二次創作小説(映像)※倉庫ログ
- Re: イナイレ〜memory〜 *57.雫*セツナトリップ歌った ( No.914 )
- 日時: 2012/07/04 22:26
- 名前: 音愛羽 (ID: dfKYMG8n)
- 参照: http://koebu.com/koe/30ea4c5908fc87d01e585bd559d8f345bd882cb6
*58.幸せということ*
羽流「…今までごめん!」
僕はぺこり、と頭を下げる。
学校の放課後。いつもならば屋上にいたはずの時間。
久しぶりの部活で、今までやってなかった分を謝っている。
自然とごめん、って言えるようになったのもこの人たちに会えたおかげだ。
円堂「いいに決まってるだろ?ちゃんと戻ってきてくれたんだ、それでいい。」
羽流「うん…」
木野「いいのよ、さ…久しぶりに羽流ちゃんも戻ってきたことだし、練習はじめましょ!」
秋の掛け声にみんながうなずき、微笑んだ。
僕は、周りを見回すとアイツ、を見つけ出す。
風丸、と声をかけるとこっちを振り返った。
水色のポニーテールが揺れる。
なんだ?と綺麗な声で言った。
羽流「昨日は……その…」
風丸「良いよ、いわないさだれにも。」
羽流「そうじゃなくてさ…その…あの…」
風丸「なんだよ?」
羽流「…えっと……昨日はさ、あり…が…と」
消え入りそうな小さな声でつぶやく。
そして、本当に何年も言わなかった単語だ。
《ありがとう》なんて…
風丸「ぇ?」
羽流「だから!!ありがとって言ったんだよ!!」
きっと今僕の顔は真っ赤だろう。
さっきので聞いておいてくれたらよかったのに!
秋たちは立ち止まり僕たちを見ている。
あぁ、恥ずかしい…
風丸「…お前が俺にありがとうだなんてな」
風丸は僕を見てバカにしたように笑った。
羽流「なっ…別に言ってないし!」
風丸「いや確実に言っただろ」
羽流「言ってない…。本当にいやなやつだなお前は!」
風丸「いやなやつで結構!お前ほどじゃないしー」
羽流「うるさい…!あーもう!!ほんっとうにお前なんか大っ嫌いだ!」
風丸「調子、戻ったな…」
風丸がボソッとつぶやいた。
僕の耳には届かなかったけれど。
恥ずかしさと、また元の生活に戻ってきたうれしさが入り混じる。
秋たちはこっちを見て笑っている。
木野「元気そうでよかった」
羽流「なにが!」
木野「元に戻ってるじゃない。よかったっておもって」
羽流「…うん。相変わらず風丸はむかつくけど」
風丸「お前もな」
羽流「うっさい。言い放題だなもう。…代替女みたいなお前に言われてくないし」
風丸「なっ!!それはないだろ!?」
羽流「別に。

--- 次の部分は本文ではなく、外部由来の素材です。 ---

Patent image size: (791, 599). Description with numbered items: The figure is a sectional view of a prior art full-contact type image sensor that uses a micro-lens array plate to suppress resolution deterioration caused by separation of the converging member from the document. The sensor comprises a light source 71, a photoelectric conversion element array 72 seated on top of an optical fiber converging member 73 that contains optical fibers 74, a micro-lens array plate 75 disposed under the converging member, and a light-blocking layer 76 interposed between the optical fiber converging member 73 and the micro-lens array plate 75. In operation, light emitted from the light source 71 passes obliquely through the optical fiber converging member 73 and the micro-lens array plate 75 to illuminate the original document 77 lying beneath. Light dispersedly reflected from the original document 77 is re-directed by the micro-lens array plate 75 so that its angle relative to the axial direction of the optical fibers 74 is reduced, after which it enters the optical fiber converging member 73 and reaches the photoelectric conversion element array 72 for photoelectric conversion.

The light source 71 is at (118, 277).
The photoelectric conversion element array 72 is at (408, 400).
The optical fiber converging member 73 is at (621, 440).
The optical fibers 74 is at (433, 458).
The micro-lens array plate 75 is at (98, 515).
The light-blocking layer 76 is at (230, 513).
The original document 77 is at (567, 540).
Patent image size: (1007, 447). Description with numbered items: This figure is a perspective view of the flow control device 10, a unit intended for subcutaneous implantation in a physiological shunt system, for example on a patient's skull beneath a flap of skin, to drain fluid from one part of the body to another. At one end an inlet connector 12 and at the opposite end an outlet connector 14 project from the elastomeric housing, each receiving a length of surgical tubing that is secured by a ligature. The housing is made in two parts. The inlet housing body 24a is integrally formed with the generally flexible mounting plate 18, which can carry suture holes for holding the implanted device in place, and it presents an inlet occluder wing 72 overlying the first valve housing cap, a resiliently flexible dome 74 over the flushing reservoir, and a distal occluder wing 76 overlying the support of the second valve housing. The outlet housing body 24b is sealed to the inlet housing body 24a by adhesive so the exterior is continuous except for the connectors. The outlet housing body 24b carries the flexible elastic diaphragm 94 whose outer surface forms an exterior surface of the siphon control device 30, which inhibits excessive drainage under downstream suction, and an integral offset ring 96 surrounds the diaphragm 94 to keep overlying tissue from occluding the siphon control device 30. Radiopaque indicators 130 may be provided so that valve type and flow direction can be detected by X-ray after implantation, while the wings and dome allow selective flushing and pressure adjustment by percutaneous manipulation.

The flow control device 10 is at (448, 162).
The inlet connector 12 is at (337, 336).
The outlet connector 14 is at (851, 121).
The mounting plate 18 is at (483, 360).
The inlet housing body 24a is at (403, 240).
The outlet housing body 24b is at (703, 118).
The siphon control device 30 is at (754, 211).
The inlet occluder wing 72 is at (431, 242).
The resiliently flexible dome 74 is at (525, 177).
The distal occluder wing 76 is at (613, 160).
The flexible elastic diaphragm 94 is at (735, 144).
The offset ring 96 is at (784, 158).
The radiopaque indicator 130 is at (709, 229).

見たまんま言っただけー」
風丸「ほんとお前はそんなことしか言えないんだな!」
羽流「お前も一緒だ!!」
僕たちがにらみ合っていると、みんなが笑いだした。
何が面白いんだ?
僕はイライラしているというのに。
円堂「喧嘩もいいけど練習すんぞー」
羽流「…忘れてた!」
むかつくけど、でも君とこうして言い合えることが僕にとってはとても幸せなんだと
君の隣にいられることが幸せなんだと
君が笑ってくれることが、僕が君と笑いあえることが
こうして、サッカー部にいられることが
僕にとっての最高の幸せなんだと気付いた。
今笑顔でいくよ。
君達が取り戻してくれた感情を胸に。
羽流「みんな…本当にありがとう」
僕の心の隅に巣くった((新たな気持ち))に気付くのはあともう少し後なのだけれど。